Ceci dit, quelques énigmes plus légères induites par le scénario passent vraiment mal (comme celle d'un filet de pêche à repriser) et corsent inutilement le tout. On se demande aussi pourquoi les phases de chimie ont été purement et simplement supprimées, ces passages permettant de souffler au cours de nos pérégrinations ou entre deux dialogues. En parlant de ça, sachez que les quizz ponctueront une fois encore divers échanges verbaux entre Sherlock et Watson. Ceux-ci seront de bons moyens pour vérifier vos connaissances tout en faisant avancer l'histoire. A ce propos, disons que le synopsis paraît plus factice que celui de La Nuit Des Sacrifiés (aussi paradoxal que cela puisse paraître), l'enquête ayant des faux airs de partie de cache-cache de luxe. Est-ce à dire que Sherlock Holmes Contre Arsène Lupin est un jeu à éviter ? Nous n'irons pas jusque-là mais il est vrai qu'en ayant voulu adresser son bébé aux fans hardcore des jeux d'enquêtes, Frogwares semble s'être un peu perdu en chemin en développant un jeu de réflexion et non d'aventure.
- Graphismes8/20
Le moteur physique est le même que celui de La Nuit Des Sacrifiés et ça se voit. Les environnements sont vides, bourrés d'aliasing, la modélisation est sommaire et on note plusieurs bugs graphiques.
- Jouabilité13/20
La façon d'enquêter est identique à celle du précédent volet et se base sur une récupération d'objets, une lecture intensive de nombreux ouvrages et la compréhension de ces mêmes ouvrages. En outre, quelques "mini-jeux" viennent rompre beaucoup de va-et-vient et on regrettera que la progression soit si lourde et continuellement ponctuée d'énigmes toutes plus ardues les unes que les autres.
- Durée de vie13/20
Cette partie est très difficile à noter compte tenu de la difficulté surhumaine du titre induisant forcément une énorme longévité. En somme, si vous aimez l'univers de Sherlock Holmes mais n'êtes pas un habitué des jeux d'aventure, réfléchissez bien avant d'acquérir ce titre. Si vous êtes un fin limier par contre, pourquoi pas mais préparez-vous à vous exploser les méninges.
- Bande son12/20
Les musiques sont peu nombreuses mais de qualité. Dommage qu'elles s'incrustent un peu trop à certains moments. Le doublage français, lui, est d'un très bon niveau avec le même casting vocal que dans La Nuit Des Sacrifiés.
- Scénario11/20
La rencontre entre Lupin et Holmes donne lieu à une gigantesque chasse au trésor dans Londres. Du coup, tout comme dans le précédent volet, on regrettera un peu que l'univers de Le Blanc ne soit pas mis davantage en avant et serve principalement à amener des énigmes très retorses.

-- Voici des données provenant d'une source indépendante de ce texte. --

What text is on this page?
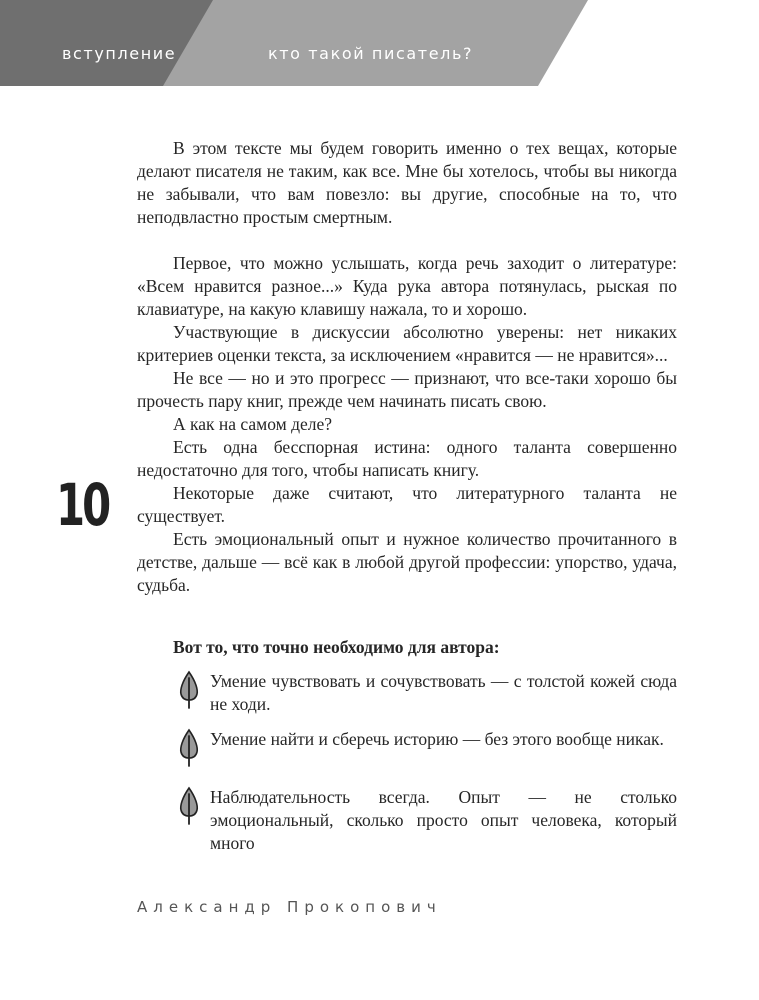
вступление	кто такой писатель?
10

В этом тексте мы будем говорить именно о тех вещах, которые делают писателя не таким, как все. Мне бы хотелось, чтобы вы никогда не забывали, что вам повезло: вы другие, способные на то, что неподвластно простым смертным.

Первое, что можно услышать, когда речь заходит о литературе: «Всем нравится разное...» Куда рука автора потянулась, рыская по клавиатуре, на какую клавишу нажала, то и хорошо.

Участвующие в дискуссии абсолютно уверены: нет никаких критериев оценки текста, за исключением «нравится — не нравится»...

Не все — но и это прогресс — признают, что все-таки хорошо бы прочесть пару книг, прежде чем начинать писать свою.

А как на самом деле?

Есть одна бесспорная истина: одного таланта совершенно недостаточно для того, чтобы написать книгу.

Некоторые даже считают, что литературного таланта не существует.

Есть эмоциональный опыт и нужное количество прочитанного в детстве, дальше — всё как в любой другой профессии: упорство, удача, судьба.

Вот то, что точно необходимо для автора:
Умение чувствовать и сочувствовать — с толстой кожей сюда не ходи.
Умение найти и сберечь историю — без этого вообще никак.
Наблюдательность всегда. Опыт — не столько эмоциональный, сколько просто опыт человека, который много
Александр Прокопович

Sherlock Holmes Contre Arsène Lupin marque surtout la rencontre entre la frustration et la perversion... intellectuelle. Le résultat pourra intéresser les amateurs de Sherlock (ceci n'étant pas vraiment le cas pour ceux de Lupin) qui aiment se faire violence en réfléchissant de longs jours sur la résolution d'une énigme. Et c'est là que le bâts blesse car au-delà de l'aspect technique d'un autre âge, d'un scénario assez quelconque et d'une progression peu inspirée, le jeu se fend d'une difficulté à même de faire pleurer l'enquêteur endurci qui sommeille en vous. Qu'on se le dise, le jeu vidéo doit rester un plaisir, pas une torture.